Subjects were divided into not difficult in chewing (NDC) and DC groups, with 24.17% being classified into DC. Average age of all subjects (n = 20,959 adult subjects aged between 19 and 64 yrs plus older) was 50.67 yrs. Average age of DC (60.5 yrs) was about 13 yrs older than NDC (47.5 yrs old).

Males and females consumed 35 and 37 items less frequently than the other sex, respectively:

nrp-14-637-g001

Subjects over 65 yrs who had chewing difficulty were 45.4% whereas that of adults was 24.3%. Items known to contain relatively high dietary fiber content or a high content of connective tissues were considered as foods to avoid by those with chewing difficulty due to strong or hard texture.

https://www.ncbi.nlm.nih.gov/pmc/articles/PMC7683204/ “Food consumption frequency of Korean adults based on whether or not having chewing difficulty using 2013–2016 KNHANES by sex-stratified comparative analysis”

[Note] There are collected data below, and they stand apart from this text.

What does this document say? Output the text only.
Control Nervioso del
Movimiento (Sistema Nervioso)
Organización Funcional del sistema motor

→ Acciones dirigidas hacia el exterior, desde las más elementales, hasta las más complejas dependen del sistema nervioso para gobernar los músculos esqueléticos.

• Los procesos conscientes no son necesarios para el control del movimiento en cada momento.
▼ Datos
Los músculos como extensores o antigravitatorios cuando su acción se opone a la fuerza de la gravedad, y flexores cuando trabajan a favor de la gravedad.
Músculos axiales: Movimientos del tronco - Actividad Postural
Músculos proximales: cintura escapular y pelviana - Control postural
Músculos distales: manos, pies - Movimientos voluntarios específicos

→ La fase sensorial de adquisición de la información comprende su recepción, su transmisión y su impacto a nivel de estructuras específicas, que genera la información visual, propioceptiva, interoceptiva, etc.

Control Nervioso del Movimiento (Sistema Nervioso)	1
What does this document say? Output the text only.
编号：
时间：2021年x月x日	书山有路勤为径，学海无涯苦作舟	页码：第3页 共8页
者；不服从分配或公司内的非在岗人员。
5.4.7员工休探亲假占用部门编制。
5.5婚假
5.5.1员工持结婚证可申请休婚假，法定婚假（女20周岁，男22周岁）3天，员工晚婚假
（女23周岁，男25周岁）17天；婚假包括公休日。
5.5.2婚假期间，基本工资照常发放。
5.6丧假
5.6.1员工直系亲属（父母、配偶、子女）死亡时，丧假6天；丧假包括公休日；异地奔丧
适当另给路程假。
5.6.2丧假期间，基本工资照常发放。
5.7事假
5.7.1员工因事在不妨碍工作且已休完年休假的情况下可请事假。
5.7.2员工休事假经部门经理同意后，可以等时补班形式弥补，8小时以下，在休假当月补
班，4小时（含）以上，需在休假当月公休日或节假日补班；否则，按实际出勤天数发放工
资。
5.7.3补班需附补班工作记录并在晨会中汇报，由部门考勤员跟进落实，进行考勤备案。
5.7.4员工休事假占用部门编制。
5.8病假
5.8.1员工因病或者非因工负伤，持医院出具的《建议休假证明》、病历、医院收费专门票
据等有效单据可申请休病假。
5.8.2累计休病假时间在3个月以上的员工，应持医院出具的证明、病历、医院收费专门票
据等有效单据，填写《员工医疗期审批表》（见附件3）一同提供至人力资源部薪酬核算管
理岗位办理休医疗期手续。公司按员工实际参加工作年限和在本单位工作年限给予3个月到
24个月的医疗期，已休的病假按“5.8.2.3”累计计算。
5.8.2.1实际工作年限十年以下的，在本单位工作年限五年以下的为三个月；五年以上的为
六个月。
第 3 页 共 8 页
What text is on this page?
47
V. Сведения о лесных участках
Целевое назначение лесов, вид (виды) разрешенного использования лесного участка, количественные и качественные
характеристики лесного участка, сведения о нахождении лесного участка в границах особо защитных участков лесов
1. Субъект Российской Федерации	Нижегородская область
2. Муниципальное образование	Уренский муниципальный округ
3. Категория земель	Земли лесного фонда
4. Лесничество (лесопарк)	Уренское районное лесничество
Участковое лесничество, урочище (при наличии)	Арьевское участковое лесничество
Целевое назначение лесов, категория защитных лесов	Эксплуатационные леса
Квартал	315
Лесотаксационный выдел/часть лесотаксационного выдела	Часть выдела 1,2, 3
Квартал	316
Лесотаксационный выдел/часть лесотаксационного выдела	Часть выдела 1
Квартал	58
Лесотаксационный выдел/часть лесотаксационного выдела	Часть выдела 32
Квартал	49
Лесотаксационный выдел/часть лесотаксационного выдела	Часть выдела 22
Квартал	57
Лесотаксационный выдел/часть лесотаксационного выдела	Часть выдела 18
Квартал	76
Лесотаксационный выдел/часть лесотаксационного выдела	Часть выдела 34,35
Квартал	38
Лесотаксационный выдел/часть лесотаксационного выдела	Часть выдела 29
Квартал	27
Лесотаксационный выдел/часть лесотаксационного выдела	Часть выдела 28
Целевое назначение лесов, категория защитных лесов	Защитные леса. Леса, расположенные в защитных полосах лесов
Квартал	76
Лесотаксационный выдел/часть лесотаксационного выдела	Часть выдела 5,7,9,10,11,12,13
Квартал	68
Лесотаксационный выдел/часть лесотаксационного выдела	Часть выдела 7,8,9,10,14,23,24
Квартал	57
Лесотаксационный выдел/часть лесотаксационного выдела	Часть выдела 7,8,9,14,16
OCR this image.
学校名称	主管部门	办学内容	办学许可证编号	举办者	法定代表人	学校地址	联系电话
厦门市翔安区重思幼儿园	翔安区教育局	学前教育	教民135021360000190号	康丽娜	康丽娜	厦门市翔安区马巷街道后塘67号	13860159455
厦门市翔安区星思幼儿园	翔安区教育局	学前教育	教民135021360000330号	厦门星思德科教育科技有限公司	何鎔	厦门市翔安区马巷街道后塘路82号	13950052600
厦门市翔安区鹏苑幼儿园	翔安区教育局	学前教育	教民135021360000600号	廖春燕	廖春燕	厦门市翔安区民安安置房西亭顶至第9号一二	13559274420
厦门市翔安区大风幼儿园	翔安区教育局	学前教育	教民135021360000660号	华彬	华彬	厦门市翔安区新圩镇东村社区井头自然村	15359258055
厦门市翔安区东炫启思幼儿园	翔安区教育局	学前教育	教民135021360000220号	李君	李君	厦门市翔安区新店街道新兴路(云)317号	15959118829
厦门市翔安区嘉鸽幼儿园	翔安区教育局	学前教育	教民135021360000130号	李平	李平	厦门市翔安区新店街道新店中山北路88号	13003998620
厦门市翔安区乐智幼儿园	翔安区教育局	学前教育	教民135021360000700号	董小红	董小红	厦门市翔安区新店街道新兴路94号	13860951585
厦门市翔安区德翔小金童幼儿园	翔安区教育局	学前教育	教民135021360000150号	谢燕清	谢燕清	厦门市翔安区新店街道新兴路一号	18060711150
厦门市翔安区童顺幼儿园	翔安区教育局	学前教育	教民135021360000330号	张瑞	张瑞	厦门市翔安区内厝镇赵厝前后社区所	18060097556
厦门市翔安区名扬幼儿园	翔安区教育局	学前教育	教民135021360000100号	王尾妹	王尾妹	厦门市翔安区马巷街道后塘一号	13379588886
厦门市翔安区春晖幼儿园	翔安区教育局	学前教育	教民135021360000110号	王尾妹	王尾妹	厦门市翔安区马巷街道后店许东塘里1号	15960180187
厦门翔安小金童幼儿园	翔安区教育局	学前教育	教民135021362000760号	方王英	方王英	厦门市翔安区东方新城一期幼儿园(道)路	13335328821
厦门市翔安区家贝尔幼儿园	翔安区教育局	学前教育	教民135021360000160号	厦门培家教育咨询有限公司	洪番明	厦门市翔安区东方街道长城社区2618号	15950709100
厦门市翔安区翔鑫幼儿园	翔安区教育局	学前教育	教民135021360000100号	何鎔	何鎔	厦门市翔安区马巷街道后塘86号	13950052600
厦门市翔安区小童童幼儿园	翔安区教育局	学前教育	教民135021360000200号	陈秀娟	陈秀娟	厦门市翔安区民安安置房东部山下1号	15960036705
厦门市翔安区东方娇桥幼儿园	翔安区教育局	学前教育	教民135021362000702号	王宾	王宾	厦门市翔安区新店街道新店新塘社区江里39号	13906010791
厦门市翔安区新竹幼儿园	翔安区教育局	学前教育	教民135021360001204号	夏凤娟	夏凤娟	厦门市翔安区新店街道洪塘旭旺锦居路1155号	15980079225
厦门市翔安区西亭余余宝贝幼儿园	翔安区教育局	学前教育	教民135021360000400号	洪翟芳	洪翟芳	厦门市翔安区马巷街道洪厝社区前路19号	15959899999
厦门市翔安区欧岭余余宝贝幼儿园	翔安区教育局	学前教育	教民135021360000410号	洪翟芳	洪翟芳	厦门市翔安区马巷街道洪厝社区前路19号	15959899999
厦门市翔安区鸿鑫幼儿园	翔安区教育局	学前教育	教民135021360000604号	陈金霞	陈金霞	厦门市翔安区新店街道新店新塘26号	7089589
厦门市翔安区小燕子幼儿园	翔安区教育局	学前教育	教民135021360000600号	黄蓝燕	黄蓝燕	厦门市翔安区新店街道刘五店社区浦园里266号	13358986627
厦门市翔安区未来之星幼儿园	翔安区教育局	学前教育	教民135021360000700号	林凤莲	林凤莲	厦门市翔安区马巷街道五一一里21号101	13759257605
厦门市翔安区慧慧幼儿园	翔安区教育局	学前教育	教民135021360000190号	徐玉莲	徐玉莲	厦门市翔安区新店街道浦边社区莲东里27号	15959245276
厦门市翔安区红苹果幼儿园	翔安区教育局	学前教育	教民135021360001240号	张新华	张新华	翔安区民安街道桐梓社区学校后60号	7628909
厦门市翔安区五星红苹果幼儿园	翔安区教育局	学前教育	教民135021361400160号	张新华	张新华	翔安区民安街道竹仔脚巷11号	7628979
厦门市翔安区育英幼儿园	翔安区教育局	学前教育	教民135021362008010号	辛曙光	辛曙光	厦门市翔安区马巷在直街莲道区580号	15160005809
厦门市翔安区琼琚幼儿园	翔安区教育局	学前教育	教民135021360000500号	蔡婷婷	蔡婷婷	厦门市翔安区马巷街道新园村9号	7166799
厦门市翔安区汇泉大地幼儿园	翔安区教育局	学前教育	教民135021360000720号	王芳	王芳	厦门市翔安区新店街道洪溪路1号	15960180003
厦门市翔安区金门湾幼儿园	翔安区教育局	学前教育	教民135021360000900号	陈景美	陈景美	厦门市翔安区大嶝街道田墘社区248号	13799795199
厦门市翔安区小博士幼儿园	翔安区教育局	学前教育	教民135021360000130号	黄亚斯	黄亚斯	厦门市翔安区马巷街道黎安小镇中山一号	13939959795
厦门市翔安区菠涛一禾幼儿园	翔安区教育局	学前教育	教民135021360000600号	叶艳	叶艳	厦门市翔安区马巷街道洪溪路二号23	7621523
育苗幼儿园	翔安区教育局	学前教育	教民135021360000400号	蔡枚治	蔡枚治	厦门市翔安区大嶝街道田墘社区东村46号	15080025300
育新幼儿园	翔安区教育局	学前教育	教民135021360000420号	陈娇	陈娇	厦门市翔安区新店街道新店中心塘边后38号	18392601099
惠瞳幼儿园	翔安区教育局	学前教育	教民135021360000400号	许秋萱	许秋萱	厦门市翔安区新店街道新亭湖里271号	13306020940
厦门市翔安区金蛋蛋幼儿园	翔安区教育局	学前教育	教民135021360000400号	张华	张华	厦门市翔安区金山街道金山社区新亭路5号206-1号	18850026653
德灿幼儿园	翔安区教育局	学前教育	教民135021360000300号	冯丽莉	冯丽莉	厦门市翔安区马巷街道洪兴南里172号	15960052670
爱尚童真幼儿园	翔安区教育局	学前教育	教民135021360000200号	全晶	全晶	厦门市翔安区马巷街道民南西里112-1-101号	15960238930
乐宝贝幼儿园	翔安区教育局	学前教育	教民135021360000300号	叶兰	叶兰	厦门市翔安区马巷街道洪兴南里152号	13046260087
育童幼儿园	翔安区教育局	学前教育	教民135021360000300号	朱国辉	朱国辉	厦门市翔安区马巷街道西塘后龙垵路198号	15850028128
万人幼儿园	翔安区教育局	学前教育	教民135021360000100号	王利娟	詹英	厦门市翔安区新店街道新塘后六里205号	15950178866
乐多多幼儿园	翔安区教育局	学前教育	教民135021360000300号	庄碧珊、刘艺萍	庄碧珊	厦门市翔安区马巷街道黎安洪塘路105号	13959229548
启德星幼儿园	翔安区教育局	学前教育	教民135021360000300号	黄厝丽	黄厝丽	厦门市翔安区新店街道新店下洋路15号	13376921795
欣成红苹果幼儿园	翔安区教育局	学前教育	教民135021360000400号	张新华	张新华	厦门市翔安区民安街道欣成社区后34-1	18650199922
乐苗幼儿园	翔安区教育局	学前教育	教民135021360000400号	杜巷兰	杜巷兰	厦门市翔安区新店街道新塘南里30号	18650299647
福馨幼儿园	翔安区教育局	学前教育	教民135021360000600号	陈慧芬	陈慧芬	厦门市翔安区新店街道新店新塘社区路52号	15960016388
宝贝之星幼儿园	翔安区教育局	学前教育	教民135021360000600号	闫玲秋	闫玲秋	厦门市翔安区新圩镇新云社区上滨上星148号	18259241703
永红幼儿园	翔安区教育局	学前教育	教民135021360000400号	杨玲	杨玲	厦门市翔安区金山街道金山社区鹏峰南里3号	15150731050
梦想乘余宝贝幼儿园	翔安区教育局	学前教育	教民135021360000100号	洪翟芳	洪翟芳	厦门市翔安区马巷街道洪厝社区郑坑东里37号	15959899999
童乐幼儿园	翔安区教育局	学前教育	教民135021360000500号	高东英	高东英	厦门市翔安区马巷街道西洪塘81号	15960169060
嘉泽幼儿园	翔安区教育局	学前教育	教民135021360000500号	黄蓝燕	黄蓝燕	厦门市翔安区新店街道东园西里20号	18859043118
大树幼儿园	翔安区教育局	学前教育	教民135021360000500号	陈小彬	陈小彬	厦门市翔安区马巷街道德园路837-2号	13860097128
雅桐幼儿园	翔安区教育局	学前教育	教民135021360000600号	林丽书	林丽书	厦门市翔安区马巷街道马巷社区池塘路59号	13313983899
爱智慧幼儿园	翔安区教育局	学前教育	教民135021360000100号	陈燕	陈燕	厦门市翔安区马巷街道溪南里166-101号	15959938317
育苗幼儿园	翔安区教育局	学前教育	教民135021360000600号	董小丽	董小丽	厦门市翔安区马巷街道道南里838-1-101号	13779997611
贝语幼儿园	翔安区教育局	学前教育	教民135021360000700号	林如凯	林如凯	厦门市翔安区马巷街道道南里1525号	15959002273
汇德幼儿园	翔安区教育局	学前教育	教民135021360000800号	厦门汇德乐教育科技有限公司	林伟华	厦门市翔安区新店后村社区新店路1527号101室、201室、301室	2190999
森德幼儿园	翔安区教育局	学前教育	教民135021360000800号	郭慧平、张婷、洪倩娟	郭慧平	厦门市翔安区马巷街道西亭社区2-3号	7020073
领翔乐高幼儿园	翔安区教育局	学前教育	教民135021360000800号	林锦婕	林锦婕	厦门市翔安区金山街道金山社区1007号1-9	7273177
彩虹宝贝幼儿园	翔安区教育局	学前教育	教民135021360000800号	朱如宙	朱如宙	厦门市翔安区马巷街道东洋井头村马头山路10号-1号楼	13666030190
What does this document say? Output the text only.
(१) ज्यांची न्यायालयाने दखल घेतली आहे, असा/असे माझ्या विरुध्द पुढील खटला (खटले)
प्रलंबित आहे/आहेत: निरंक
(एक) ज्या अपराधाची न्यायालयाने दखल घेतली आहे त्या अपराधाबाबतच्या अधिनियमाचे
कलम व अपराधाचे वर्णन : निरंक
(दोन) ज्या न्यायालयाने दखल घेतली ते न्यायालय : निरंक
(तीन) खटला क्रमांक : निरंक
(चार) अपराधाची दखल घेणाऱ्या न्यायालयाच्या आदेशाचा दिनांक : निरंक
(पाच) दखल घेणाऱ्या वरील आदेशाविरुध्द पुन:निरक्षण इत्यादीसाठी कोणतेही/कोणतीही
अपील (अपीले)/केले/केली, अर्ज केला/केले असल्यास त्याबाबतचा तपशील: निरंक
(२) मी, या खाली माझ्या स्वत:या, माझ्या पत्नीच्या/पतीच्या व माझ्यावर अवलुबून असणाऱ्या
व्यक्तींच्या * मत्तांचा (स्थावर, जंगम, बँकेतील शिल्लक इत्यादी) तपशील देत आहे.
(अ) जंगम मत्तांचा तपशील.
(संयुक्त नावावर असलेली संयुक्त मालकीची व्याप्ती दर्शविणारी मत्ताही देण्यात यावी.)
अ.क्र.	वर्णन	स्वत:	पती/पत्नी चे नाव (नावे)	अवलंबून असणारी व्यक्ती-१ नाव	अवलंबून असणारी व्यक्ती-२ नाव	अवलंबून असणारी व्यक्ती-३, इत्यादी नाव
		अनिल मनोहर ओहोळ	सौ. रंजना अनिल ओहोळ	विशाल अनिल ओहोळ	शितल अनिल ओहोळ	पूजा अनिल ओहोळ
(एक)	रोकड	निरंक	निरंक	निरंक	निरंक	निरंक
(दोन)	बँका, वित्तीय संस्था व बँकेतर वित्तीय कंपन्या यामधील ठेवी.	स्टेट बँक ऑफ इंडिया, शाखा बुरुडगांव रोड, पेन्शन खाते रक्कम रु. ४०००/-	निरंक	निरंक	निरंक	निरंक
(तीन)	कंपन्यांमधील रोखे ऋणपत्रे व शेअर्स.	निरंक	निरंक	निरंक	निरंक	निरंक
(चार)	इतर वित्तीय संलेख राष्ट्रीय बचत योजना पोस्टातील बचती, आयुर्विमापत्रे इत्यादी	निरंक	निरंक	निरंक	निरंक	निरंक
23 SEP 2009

I’d like to know more about subjects who had unresolved dental problems. This study focused on age and sex, but I’ve known twenty-somethings who had problems such as false teeth and dentures.

I go to a dentist twice a year. Don’t think I’d make my gut microbiota happy with Avena nuda oats, broccoli and oat sprouts, and AGE-less chicken vegetable soup if I had dental problems.